The large-time and vanishing-noise limits for entropy production in nondegenerate diffusions

TL;DR

This paper studies the long-time and small-noise limits of entropy production in non-equilibrium diffusions, revealing a universal large deviation principle and symmetry properties through advanced analytical techniques.

Contribution

It introduces a unified analysis of entropy production functionals for nondegenerate diffusions, establishing a law of large numbers and large deviation principles independent of boundary term choices.

Findings

Law of large numbers for entropy production

Gallavotti--Cohen symmetry in large deviations

Eigenvalue analysis via semiclassical methods

Abstract

We investigate the behaviour of a family of entropy production functionals associated to stochastic differential equations of the form $\mathrm{d} X_s = -\nabla V(X_s) \, \mathrm{d} s + b(X_s) \, \mathrm{d} s + \sqrt{2\epsilon} \, \mathrm{d} W_s $, where $b$ is a globally Lipschitz nonconservative vector field keeping the system out of equilibrium, with emphasis on the large-time limit and then the vanishing-noise limit.
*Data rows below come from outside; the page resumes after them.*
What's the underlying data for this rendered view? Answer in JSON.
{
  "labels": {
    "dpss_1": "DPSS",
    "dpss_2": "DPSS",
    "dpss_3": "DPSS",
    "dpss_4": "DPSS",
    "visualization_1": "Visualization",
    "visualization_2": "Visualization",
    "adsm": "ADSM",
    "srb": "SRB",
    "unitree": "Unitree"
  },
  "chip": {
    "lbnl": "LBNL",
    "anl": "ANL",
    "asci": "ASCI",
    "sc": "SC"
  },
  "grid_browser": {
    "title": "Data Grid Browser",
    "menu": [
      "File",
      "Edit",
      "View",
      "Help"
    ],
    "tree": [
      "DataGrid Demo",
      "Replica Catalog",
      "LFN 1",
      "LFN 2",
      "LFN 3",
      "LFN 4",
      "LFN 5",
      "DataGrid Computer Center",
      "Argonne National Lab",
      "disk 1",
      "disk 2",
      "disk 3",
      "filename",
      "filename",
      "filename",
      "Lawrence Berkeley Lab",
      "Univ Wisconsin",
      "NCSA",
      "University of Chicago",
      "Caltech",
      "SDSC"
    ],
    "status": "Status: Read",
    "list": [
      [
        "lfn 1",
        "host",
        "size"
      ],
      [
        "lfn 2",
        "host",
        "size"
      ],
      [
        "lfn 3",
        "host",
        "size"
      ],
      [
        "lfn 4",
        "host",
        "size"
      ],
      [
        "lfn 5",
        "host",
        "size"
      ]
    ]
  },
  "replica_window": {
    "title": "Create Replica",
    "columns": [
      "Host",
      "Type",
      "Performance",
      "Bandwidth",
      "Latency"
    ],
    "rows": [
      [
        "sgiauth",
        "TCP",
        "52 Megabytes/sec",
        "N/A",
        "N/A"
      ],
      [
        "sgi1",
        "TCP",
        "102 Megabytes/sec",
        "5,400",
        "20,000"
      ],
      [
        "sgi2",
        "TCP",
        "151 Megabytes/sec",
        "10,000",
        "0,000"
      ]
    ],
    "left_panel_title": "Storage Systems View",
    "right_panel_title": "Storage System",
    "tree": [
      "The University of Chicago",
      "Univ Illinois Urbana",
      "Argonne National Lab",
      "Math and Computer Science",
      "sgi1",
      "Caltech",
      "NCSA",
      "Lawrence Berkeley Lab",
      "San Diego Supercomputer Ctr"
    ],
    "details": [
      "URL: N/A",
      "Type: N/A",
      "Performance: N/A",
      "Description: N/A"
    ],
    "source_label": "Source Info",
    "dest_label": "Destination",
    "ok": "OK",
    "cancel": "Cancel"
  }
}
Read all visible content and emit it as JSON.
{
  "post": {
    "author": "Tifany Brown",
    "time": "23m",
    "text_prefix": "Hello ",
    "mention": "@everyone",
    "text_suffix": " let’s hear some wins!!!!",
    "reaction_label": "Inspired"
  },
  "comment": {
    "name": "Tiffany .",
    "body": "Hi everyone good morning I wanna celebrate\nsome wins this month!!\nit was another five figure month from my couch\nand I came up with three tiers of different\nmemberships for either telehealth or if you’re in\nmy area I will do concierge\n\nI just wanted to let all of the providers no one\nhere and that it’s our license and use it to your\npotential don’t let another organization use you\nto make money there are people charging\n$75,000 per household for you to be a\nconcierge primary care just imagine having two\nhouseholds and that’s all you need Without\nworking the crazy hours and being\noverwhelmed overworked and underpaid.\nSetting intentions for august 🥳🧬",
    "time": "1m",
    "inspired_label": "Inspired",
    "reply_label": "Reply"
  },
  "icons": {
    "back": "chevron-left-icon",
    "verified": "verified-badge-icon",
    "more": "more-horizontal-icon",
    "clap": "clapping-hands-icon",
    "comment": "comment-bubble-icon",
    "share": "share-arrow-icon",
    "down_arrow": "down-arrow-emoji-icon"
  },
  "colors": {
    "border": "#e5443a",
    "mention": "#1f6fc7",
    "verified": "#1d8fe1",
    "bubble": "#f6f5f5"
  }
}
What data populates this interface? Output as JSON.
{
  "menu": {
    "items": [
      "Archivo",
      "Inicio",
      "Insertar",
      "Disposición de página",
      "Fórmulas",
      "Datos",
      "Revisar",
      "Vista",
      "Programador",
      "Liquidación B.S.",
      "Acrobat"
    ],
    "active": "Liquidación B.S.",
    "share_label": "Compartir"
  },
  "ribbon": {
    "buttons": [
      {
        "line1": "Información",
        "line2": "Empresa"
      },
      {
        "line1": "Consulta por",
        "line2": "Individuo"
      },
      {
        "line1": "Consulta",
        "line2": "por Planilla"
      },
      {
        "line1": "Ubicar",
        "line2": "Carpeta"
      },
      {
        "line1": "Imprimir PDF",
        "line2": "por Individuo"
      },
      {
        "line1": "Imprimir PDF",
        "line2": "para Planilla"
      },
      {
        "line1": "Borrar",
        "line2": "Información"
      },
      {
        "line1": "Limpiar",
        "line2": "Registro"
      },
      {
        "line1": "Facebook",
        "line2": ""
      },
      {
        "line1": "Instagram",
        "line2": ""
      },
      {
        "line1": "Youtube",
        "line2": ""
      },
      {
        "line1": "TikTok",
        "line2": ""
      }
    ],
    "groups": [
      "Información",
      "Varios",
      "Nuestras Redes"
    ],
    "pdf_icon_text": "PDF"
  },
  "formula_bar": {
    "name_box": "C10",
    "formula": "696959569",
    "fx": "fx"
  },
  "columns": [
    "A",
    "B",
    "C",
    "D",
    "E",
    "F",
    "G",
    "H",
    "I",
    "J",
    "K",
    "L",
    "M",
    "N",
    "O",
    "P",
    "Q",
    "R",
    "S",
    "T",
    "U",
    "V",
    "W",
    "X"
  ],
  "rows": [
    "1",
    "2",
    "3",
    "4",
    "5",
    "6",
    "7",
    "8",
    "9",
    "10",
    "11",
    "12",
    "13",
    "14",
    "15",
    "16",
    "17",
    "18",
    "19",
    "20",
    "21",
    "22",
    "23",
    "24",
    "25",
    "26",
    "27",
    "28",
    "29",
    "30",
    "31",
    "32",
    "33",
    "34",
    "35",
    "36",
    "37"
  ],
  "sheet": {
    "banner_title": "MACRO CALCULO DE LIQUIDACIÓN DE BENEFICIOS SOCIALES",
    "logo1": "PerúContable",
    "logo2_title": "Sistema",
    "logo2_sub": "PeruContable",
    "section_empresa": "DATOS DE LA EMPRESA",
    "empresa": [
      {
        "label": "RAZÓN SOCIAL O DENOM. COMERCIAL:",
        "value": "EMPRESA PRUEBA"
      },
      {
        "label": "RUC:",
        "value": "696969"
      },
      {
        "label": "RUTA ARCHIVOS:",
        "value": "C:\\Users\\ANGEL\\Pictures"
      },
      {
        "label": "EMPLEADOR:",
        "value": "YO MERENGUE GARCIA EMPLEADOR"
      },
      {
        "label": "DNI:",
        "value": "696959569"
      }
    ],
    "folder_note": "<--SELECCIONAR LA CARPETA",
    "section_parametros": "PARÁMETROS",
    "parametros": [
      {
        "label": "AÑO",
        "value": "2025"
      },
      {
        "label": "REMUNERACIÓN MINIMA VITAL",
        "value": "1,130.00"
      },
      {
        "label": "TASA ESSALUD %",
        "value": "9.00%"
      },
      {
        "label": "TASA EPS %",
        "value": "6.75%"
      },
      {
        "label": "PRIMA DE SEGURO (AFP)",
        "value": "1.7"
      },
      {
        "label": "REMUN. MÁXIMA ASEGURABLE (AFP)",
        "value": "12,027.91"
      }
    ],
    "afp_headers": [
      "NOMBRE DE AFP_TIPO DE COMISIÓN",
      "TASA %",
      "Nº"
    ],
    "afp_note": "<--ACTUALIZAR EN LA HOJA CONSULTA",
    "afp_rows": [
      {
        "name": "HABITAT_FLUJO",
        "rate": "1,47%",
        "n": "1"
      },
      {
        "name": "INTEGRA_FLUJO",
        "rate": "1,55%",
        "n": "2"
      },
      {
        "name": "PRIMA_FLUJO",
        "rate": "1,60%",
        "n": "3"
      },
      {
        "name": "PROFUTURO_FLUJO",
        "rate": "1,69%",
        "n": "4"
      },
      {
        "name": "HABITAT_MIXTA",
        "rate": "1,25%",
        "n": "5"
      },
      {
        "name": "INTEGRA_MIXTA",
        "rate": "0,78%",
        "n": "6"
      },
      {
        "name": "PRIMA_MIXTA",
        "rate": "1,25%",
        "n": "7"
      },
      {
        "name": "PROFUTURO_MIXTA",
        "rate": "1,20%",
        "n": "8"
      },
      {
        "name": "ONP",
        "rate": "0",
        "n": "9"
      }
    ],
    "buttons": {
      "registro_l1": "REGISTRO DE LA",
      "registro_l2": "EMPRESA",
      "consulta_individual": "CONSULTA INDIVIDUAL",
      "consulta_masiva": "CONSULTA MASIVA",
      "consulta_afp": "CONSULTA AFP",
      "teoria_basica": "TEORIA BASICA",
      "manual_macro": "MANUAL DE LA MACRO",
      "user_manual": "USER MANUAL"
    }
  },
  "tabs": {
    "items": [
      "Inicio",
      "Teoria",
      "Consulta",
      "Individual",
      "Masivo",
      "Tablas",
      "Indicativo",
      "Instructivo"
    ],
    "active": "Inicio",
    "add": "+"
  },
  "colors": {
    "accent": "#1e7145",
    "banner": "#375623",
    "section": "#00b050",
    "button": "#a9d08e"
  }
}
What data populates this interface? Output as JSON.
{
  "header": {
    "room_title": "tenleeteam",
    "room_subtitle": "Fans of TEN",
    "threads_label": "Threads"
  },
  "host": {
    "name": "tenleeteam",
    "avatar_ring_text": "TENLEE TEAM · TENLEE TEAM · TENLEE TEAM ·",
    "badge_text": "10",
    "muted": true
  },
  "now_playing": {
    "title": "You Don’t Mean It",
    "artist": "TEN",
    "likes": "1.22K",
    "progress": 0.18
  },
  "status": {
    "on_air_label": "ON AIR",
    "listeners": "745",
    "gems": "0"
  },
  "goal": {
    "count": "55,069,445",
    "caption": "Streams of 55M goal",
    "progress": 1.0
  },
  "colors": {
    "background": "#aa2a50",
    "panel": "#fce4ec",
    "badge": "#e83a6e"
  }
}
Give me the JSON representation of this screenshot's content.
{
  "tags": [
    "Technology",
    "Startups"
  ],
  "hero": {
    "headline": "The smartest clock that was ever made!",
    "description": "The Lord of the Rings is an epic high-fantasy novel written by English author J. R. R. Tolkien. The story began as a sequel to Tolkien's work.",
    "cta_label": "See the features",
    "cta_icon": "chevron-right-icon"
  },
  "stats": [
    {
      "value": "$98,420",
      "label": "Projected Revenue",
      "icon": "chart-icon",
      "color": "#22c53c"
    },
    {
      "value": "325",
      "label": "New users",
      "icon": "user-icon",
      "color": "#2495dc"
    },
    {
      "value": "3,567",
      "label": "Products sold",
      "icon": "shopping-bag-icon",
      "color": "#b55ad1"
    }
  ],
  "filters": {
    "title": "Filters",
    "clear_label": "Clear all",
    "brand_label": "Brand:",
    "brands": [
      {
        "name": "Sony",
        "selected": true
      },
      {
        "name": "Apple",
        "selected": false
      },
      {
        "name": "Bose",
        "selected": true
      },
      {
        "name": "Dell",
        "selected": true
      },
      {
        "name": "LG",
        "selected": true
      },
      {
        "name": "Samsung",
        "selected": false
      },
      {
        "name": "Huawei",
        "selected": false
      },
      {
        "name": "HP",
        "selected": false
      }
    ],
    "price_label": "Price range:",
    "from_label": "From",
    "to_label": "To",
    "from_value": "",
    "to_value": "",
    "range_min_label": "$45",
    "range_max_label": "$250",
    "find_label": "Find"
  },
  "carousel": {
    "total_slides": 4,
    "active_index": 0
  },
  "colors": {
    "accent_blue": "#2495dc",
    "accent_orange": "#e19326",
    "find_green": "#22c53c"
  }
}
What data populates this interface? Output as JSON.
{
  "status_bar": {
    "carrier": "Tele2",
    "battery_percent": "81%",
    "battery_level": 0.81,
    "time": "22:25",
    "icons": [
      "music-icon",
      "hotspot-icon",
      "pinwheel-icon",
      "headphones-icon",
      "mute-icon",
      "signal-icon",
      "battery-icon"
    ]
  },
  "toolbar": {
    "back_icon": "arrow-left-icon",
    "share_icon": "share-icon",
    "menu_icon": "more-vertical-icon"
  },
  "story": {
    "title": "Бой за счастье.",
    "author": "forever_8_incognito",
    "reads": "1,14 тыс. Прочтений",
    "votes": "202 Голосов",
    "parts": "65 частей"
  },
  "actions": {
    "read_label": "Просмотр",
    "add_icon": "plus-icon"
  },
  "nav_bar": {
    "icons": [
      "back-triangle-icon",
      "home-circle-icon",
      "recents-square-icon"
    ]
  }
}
Different members of the family correspond to different choices of boundary terms. Our analysis yields a law of large numbers and a local large deviation principle which does not depend on the choice of boundary terms and which exhibits a Gallavotti--Cohen symmetry. We use techniques from the theory of semigroups and from semiclassical analysis to reduce the description of the asymptotic behaviour of the functional to the study of the leading eigenvalue of a quadratic approximation of a deformation of the infinitesimal generator near critical points of $V$.